During the late eighteenth and early nineteenth century there was further landscaping and planting, supervised by Sir John Courtenay Throckmorton.

In 1908 Romaine-Walker created the formal terrace on the north front as part of the broad redevelopment commissioned at that time. Lady Fitzgerald supervised the construction of a water garden with rock paths on the north side of the lake.

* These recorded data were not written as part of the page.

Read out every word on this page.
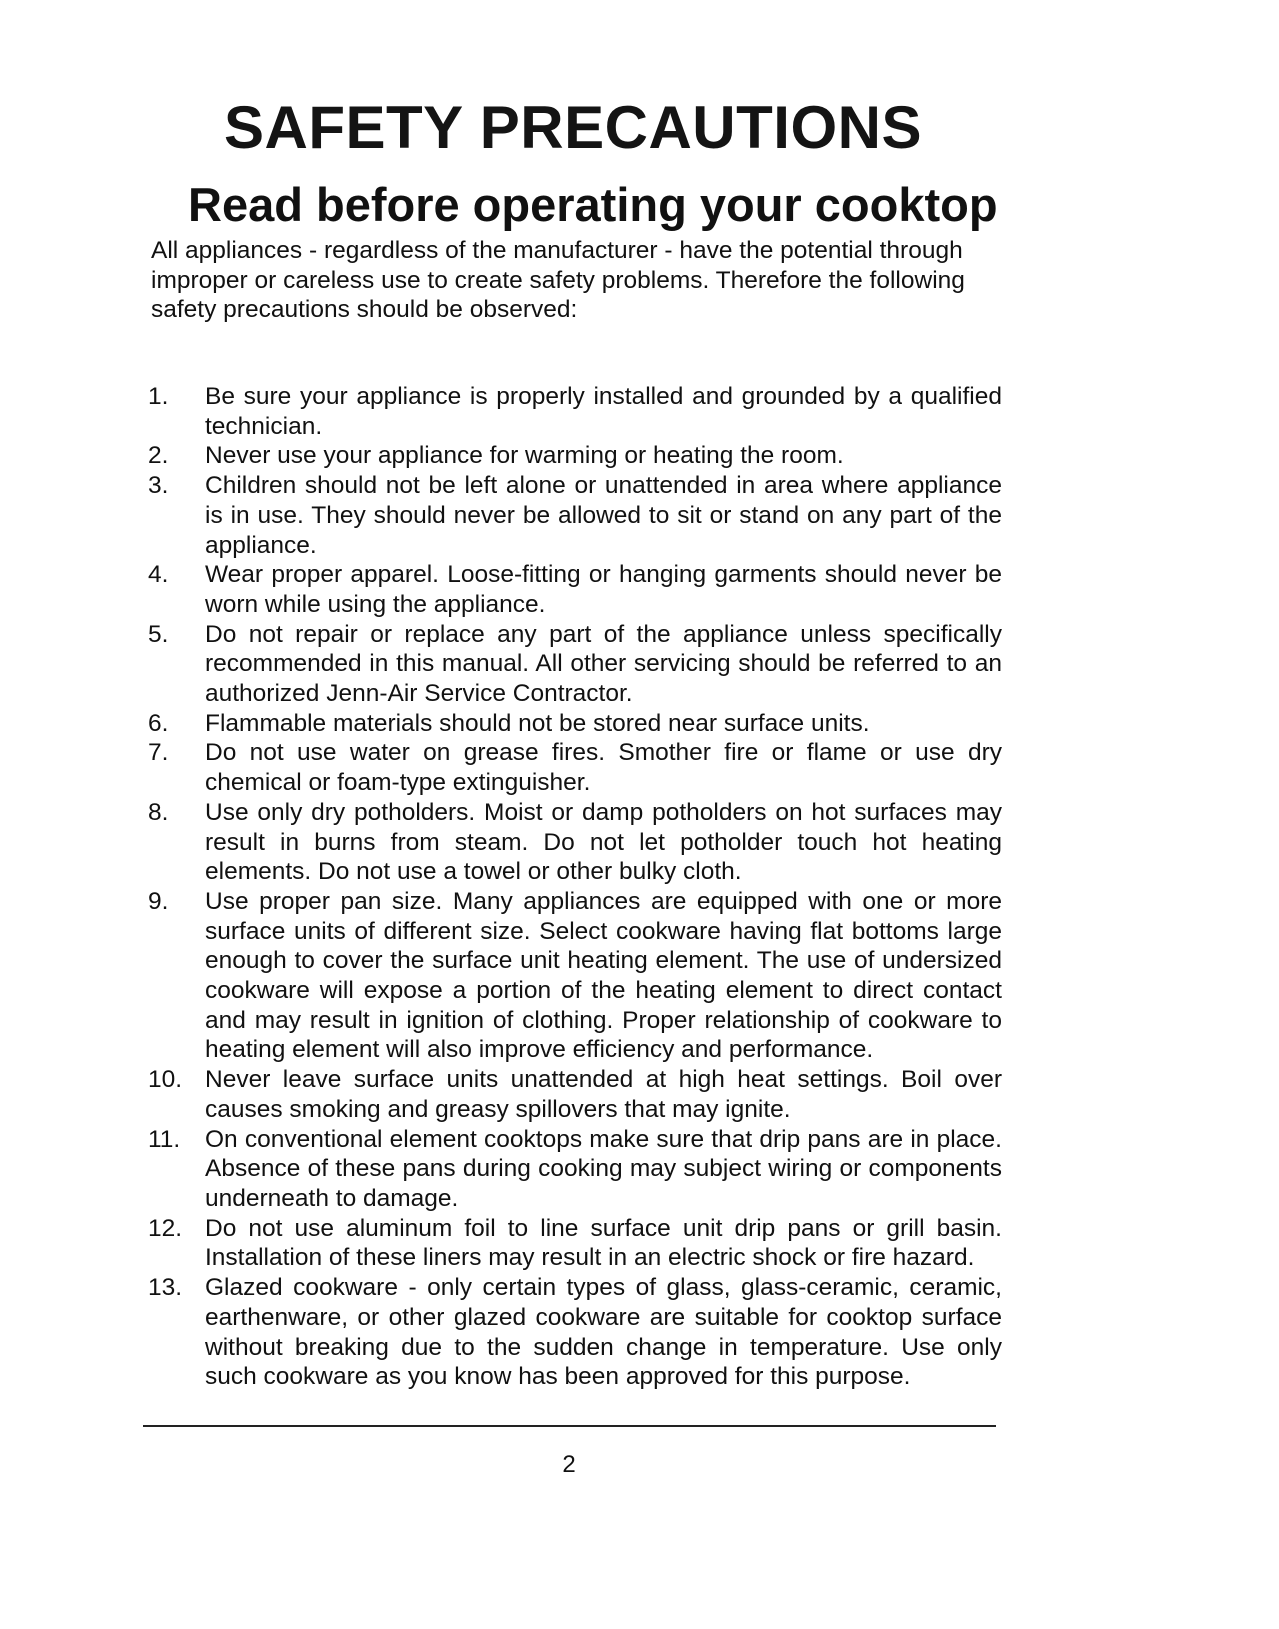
SAFETY PRECAUTIONS
Read before operating your cooktop

All appliances - regardless of the manufacturer - have the potential through improper or careless use to create safety problems. Therefore the following safety precautions should be observed:

1.	Be sure your appliance is properly installed and grounded by a qualified technician.
2.	Never use your appliance for warming or heating the room.
3.	Children should not be left alone or unattended in area where appliance is in use. They should never be allowed to sit or stand on any part of the appliance.
4.	Wear proper apparel. Loose-fitting or hanging garments should never be worn while using the appliance.
5.	Do not repair or replace any part of the appliance unless specifically recommended in this manual. All other servicing should be referred to an authorized Jenn-Air Service Contractor.
6.	Flammable materials should not be stored near surface units.
7.	Do not use water on grease fires. Smother fire or flame or use dry chemical or foam-type extinguisher.
8.	Use only dry potholders. Moist or damp potholders on hot surfaces may result in burns from steam. Do not let potholder touch hot heating elements. Do not use a towel or other bulky cloth.
9.	Use proper pan size. Many appliances are equipped with one or more surface units of different size. Select cookware having flat bottoms large enough to cover the surface unit heating element. The use of undersized cookware will expose a portion of the heating element to direct contact and may result in ignition of clothing. Proper relationship of cookware to heating element will also improve efficiency and performance.
10. Never leave surface units unattended at high heat settings. Boil over causes smoking and greasy spillovers that may ignite.
11.	On conventional element cooktops make sure that drip pans are in place. Absence of these pans during cooking may subject wiring or components underneath to damage.
12. Do not use aluminum foil to line surface unit drip pans or grill basin. Installation of these liners may result in an electric shock or fire hazard.
13. Glazed cookware - only certain types of glass, glass-ceramic, ceramic, earthenware, or other glazed cookware are suitable for cooktop surface without breaking due to the sudden change in temperature. Use only such cookware as you know has been approved for this purpose.
2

The garden is occasionally open to the public under the NGS Gardens Open For Charity scheme with the entrance fee donated to the Richard Wellesley Memorial Transport fund.

==Icehouse==
An icehouse, also designed by Richard Woods, was sited halfway between the two lakes on a north facing slope behind the house. The portico matches that of Buckland House. The icehouse is a cup and dome design, built partially underground and with a thatched roof, all to increase insulation. It was the subject of a local history article published on the BBC website. Estate workers would break ice from the pond with picks and saws, relay it to the shore and then quickly take it to the icehouse. Once there, it was packed hard to make maximum use of the interior. Throughout the year, manageable lumps of ice would be taken to the house, placed in ice-drawers in the kitchen larder and then used for food preservation and making iced confections. This method enabled ice to be available through the summer months.